5. Functions of nucleolus:
It serves the following functions:
(a) Role in mitosis:
The nucleolus plays a significant part in mitosis. In grasshopper neuroblasts, there are two nucleoli in each nucleus. If any one of these nucleoli is injured by ultra-violet radiation or by other source, the mitosis is permanently stopped. It gives a clear evidence that both nucleoli must be present for the initiation of mitosis.
(b) Help in protein synthesis:
The nucleoli help in protein synthesis by the formation of ribonucleic acid. This ribonucleic acid (RNA) plays an important role in the formation of proteins. The cells with a high rate of protein synthesis have large nucleoli with a high RNA content, whereas the cells with a low rate of protein synthesis have small undeveloped nucleoli.
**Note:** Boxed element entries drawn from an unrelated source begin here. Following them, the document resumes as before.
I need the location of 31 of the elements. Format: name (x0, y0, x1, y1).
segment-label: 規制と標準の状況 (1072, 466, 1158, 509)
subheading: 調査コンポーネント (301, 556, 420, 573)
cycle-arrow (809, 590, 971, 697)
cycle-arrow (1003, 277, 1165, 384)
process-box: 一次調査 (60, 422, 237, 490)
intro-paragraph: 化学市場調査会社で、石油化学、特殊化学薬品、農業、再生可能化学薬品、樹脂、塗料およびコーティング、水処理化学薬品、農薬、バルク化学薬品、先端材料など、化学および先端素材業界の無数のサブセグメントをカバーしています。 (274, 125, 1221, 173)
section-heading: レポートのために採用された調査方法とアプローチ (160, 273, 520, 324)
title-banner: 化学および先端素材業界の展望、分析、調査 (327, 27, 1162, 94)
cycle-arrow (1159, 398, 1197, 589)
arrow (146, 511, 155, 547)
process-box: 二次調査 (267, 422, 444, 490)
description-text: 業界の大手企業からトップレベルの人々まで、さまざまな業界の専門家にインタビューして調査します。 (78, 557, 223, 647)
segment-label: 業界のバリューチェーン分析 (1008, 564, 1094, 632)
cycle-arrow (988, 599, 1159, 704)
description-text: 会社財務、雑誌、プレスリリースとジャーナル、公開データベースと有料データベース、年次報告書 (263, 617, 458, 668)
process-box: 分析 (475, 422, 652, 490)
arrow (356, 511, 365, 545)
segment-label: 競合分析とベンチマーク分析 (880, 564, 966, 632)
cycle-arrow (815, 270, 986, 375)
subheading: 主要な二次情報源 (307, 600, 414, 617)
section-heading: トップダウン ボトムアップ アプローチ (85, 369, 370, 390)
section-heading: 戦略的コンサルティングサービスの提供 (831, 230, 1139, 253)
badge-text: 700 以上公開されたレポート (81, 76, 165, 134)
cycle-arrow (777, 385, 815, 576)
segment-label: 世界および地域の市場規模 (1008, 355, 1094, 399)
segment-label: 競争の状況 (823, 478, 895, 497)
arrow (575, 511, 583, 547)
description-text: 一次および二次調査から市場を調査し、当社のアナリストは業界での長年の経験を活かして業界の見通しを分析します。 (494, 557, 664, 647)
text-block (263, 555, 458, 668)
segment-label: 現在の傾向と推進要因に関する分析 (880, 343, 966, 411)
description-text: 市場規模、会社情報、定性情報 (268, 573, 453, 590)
The nucleolus is a factory for ribosomes. The nucleolus is formed at the nucleolar organizer, which is a chromosomal site that contains tandem (one behind another) repeats of the genes coding for 18S and 28S rRNA.
This DNA becomes uncoiled and penetrates the nucleolus, where it is actively transcribed. In addition, other ribosomal components such as 5S RNA and the ribosomal proteins, which are synthesized in other parts of the cell, converge on the nucleolus, where the assembly of ribosomal subunits starts.
(c) As intermediator in the transmission of genetic information:
The nucleolus serves as an intermediary for carrying the genetic information from generation to generation. Evidences for this function are given by the structure of the salivary gland cell of Bradysia mycorum (Sciaridae).
These gland cells contain large multiple nucleoli which arise from the primary nucleoli associated with the chromosomes. These primary nucleoli become detached from chromosomes and become congregated to form multiple nucleoli which are considered to be the main site of genetic information.
6. Biogenesis of nucleolus cycle:
During mitosis the nucleoli undergo cyclic changes. Nucleoli are formed around the DNA loop that extends from the nucleolar organizer. Thus, nucleoli are tormed from loops of one or more chromosomes combining with specific proteins. There may be several nucleoli per cell, but frequently they tend to fuse into one or a few nucleoli at this stage.
During late prophase the DNA loop containing rRNA genes gradually retracts and coils into the nucleolar organizer of the corresponding chromosome. Since this DNA is highly extended as a result of intense RNA synthesis, the nucleolar organizer region is one of the last to undergo condensation, thus producing a secondary constriction on the chromosome.
The fibrillar and granular regions are gradually dispersed into the nucleoplasm. After the cell divides, during telophase, the nucleolar organizer DNA uncoils and the nucleolus is reassembled.
The chromatin material of the nucleolar organizer carries the information that directs the formation of the nucleolus and of the ribosomal RNA. In the nucleolus, the newly synthesized ribosomal RNA (probably the fibrillar material of nucleolus) combines with proteins, which are apparently synthesized in the cytoplasm and transported to the nucleolus, to form particles (nucleolar granules) that are precursors to cytoplasmic ribosomes.
These are rather smaller chromatin bodies present in the nucleoplasm of nucleus. They are like nucleolus but smaller in size, showing changeable structure.